Jobs submission

The Nestum cluster use SLURM batch system for controlling user jobs. One good introduction using slurm can be found here. Convinient slurm commands are listed below. A Postfix client, installed on the cluster, will notify you of the status of your jobs via email.

Submit interactive job

In order to have interactive job you can run following command:

srun -p interact.p --pty /bin/bash

Intel Parallel XE Cluster Edition 2017 compilers are available only via interactive jobs

Submit batch job

The batch job’s in slurm are submitted with sbatch command and they represent simple shell script files with additional parameters passed to sbatch escaped with #SBATCH. For example lets consider following bash shell script my.job:

#!/bin/bash
#
#SBATCH -p medium.p               # partition (queue)
#SBATCH -N 2                      # number of nodes
#SBATCH -n 64                     # number of cores
#SBATCH -t 0-2:00                 # time (D-HH:MM)
#SBATCH -o slurm.%N.%j.out        # STDOUT
#SBATCH -e slurm.%N.%j.err        # STDERR
#SBATCH --mail-type=<type>        # notification trigger
#SBATCH --mail-user=<user>        # email address

module load openmpi

mpirun helloworld.x

Although the command line parameters in above script are self explanatory and well document in sbatch man page. Lets have a few words for each option

#SBATCH -p medium.p               # partition (queue)

set the partition (queue) in which job will be submitted.
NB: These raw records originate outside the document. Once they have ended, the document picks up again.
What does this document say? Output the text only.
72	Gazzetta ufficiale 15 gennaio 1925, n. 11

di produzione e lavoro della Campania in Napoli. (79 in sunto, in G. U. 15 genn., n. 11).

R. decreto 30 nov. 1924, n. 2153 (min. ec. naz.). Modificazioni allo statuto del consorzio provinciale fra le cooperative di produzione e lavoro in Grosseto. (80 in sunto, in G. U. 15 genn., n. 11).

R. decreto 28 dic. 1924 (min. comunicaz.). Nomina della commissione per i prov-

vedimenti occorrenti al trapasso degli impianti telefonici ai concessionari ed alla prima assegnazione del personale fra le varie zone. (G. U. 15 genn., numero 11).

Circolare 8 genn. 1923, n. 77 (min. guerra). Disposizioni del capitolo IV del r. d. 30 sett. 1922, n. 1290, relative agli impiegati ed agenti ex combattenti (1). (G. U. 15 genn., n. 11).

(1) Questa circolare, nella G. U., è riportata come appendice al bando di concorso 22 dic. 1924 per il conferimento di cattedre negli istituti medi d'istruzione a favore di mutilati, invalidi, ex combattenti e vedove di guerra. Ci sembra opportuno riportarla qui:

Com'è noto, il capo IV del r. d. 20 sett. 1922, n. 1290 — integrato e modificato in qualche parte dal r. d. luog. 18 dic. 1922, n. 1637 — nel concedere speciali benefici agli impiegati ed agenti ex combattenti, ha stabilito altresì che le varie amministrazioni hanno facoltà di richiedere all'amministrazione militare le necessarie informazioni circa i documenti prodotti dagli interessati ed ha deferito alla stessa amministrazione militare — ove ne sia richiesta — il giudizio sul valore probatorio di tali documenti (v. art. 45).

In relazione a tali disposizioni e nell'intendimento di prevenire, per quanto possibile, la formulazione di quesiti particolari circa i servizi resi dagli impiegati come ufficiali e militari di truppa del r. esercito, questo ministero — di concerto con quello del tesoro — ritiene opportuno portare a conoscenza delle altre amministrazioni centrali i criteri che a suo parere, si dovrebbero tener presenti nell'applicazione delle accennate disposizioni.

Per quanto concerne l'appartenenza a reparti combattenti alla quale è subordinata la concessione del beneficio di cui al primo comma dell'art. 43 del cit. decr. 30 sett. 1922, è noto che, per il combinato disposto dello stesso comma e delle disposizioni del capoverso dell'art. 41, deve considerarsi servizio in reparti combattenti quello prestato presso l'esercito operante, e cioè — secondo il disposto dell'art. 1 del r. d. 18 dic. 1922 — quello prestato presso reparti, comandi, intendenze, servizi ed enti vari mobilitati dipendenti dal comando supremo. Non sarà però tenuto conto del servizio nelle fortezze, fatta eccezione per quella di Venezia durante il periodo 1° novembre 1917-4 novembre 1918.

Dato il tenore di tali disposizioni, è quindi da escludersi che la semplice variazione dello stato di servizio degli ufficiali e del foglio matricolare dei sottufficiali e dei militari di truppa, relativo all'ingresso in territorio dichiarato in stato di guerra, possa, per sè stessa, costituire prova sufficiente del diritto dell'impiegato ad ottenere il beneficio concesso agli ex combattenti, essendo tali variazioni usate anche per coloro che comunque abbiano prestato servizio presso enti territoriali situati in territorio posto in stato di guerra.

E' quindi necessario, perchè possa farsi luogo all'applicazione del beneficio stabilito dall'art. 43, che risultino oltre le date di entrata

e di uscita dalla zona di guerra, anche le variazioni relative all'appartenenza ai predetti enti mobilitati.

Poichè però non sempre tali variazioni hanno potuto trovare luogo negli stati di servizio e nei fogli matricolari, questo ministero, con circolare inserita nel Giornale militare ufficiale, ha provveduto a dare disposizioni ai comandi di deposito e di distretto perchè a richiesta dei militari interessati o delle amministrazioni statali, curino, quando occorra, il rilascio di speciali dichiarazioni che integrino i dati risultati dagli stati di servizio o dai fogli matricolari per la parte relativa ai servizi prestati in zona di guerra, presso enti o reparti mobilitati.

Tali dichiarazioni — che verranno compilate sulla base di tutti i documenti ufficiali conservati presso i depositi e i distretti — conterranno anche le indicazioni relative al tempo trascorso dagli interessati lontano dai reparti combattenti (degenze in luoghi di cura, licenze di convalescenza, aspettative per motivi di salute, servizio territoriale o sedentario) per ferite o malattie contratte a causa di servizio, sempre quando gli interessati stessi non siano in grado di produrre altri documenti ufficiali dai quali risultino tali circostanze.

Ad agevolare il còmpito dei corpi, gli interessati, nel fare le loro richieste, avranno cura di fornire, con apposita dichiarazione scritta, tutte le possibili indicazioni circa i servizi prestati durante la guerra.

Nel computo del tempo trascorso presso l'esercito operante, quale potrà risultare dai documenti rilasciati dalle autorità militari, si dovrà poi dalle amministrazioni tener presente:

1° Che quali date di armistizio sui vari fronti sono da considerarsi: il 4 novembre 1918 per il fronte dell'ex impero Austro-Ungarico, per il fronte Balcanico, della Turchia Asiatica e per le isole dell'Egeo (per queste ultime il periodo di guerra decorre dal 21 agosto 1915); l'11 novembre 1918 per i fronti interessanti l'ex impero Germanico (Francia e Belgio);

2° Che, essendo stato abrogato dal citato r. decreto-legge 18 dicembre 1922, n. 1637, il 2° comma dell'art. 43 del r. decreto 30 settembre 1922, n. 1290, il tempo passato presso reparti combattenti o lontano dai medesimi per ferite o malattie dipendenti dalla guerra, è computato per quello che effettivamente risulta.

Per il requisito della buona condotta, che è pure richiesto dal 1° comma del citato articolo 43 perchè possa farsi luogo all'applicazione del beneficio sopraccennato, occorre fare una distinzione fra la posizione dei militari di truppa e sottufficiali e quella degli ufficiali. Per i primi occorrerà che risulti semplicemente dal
If this option is omitted default queue is used. Next option

#SBATCH -N 2                      # number of nodes

set the number of nodes which will be allocated for the job in our case they are 2 in addition we need to set and total number of compute cores

#SBATCH -n 64                     # number of cores

set the number of task’s to be executed. Since the default number of cpus-per-task is 1 and each of requested 2 compute has 32 cores the total number if 64 cores will be allocated. Th execution time is specified with -t option

#SBATCH -t 0-2:00                 # time (D-HH:MM)

if this valued is omitted default value is 10 minutes. And finally the standard output and standard error stream can be redirected into files slurm.%N.%j.out and slurm.%N.%j.out respectively where %N reperesent the Node id and %j is a task id.

#SBATCH --mail-type=<type>
#SBATCH --mail-user=<user>      

these lines set the rules for email notification. Setting these is not compulsory. The can be ALL, BEGIN, END and FAIL, which are self-explanatory. The field should be the desired email address. If left blank, notifications will be send on the email address associated with the user account.

Submitting job is quite simple

sbatch -t 0-3:00 my.job

in above example the command line option -t will override the option in job file.

List job’s

In order to list all running job’s you can use the command squeue without any additional arguments:

squeue

if you like to get the running job’s of particular user use command switch -c

squeue -u user

Cancel job

In case you need to cancel running job. First obtain job id using squeue command, then use command scancel

scancel job_id

Queue status

The state of computational nodes in slurm environment can be reviewed using command

sinfo